Courtney Browne

Personal information
- Full name: Courtney Oswald Browne
- Born: 7 December 1970 (age 55) Lambeth, London, England
- Batting: Right-handed
- Role: Wicket keeper

Career statistics
| Competition | Test | ODI |
| Matches | 20 | 46 |
| Runs scored | 387 | 415 |
| Batting average | 16.12 | 17.29 |
| 100s/50s | 0/1 | 0/0 |
| Top score | 68 | 46* |
| Catches/stumpings | 79/2 | 59/9 |

Medal record
Men's Cricket
Representing West Indies
ICC Champions Trophy
| Winner | 2004 England |  |
- Source: Cricinfo, 25 January 2006

= Courtney Browne =

Barbadian cricketer

Courtney Oswald Browne (born 7 December 1970) is a former English-born cricketer. He is a right-handed wicketkeeping batsman. He is the only West Indian Test cricketer to have been born in England. He was a member of the West Indies team that won the 2004 ICC Champions Trophy, and had a major role in winning the final.

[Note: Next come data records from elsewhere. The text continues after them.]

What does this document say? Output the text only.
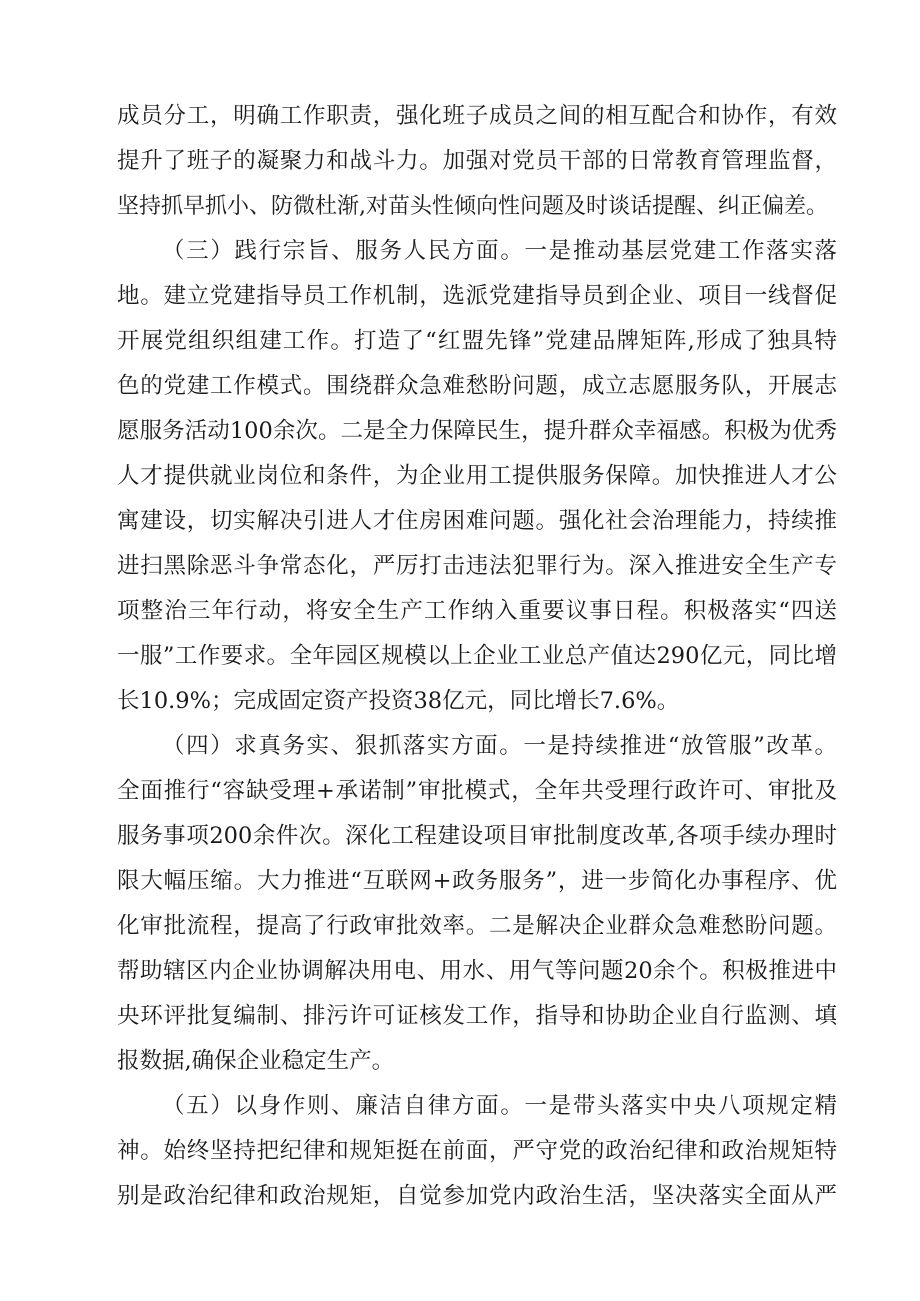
成员分工，明确工作职责，强化班子成员之间的相互配合和协作，有效
提升了班子的凝聚力和战斗力。加强对党员干部的日常教育管理监督，
坚持抓早抓小、防微杜渐,对苗头性倾向性问题及时谈话提醒、纠正偏差。
（三）践行宗旨、服务人民方面。一是推动基层党建工作落实落
地。建立党建指导员工作机制，选派党建指导员到企业、项目一线督促
开展党组织组建工作。打造了“红盟先锋”党建品牌矩阵,形成了独具特
色的党建工作模式。围绕群众急难愁盼问题，成立志愿服务队，开展志
愿服务活动100余次。二是全力保障民生，提升群众幸福感。积极为优秀
人才提供就业岗位和条件，为企业用工提供服务保障。加快推进人才公
寓建设，切实解决引进人才住房困难问题。强化社会治理能力，持续推
进扫黑除恶斗争常态化，严厉打击违法犯罪行为。深入推进安全生产专
项整治三年行动，将安全生产工作纳入重要议事日程。积极落实“四送
一服”工作要求。全年园区规模以上企业工业总产值达290亿元，同比增
长10.9%；完成固定资产投资38亿元，同比增长7.6%。
（四）求真务实、狠抓落实方面。一是持续推进“放管服”改革。
全面推行“容缺受理+承诺制”审批模式，全年共受理行政许可、审批及
服务事项200余件次。深化工程建设项目审批制度改革,各项手续办理时
限大幅压缩。大力推进“互联网+政务服务”，进一步简化办事程序、优
化审批流程，提高了行政审批效率。二是解决企业群众急难愁盼问题。
帮助辖区内企业协调解决用电、用水、用气等问题20余个。积极推进中
央环评批复编制、排污许可证核发工作，指导和协助企业自行监测、填
报数据,确保企业稳定生产。
（五）以身作则、廉洁自律方面。一是带头落实中央八项规定精
神。始终坚持把纪律和规矩挺在前面，严守党的政治纪律和政治规矩特
别是政治纪律和政治规矩，自觉参加党内政治生活，坚决落实全面从严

Browne was captaining Barbados when he got his first call up to the West Indies side in April 1995. He struggled to hold his place in the side and after 13 Tests he was dropped and didn't return until 3 years later for the ICC Knockout tournament in Kenya. He was soon dropped again, replaced by Ridley Jacobs. His career seemed over but he got a surprise recall for the 2004 ICC Champions Trophy in England. He was the hero in the final, his partnership with Ian Bradshaw saw them home at The Oval. After a year as first choice keeper he decided this time to leave on his own terms, retiring for 'personal reasons'.

He is a former captain of LIME Sports Club, and competed in the Barbados Cricket Association Division 1 championship.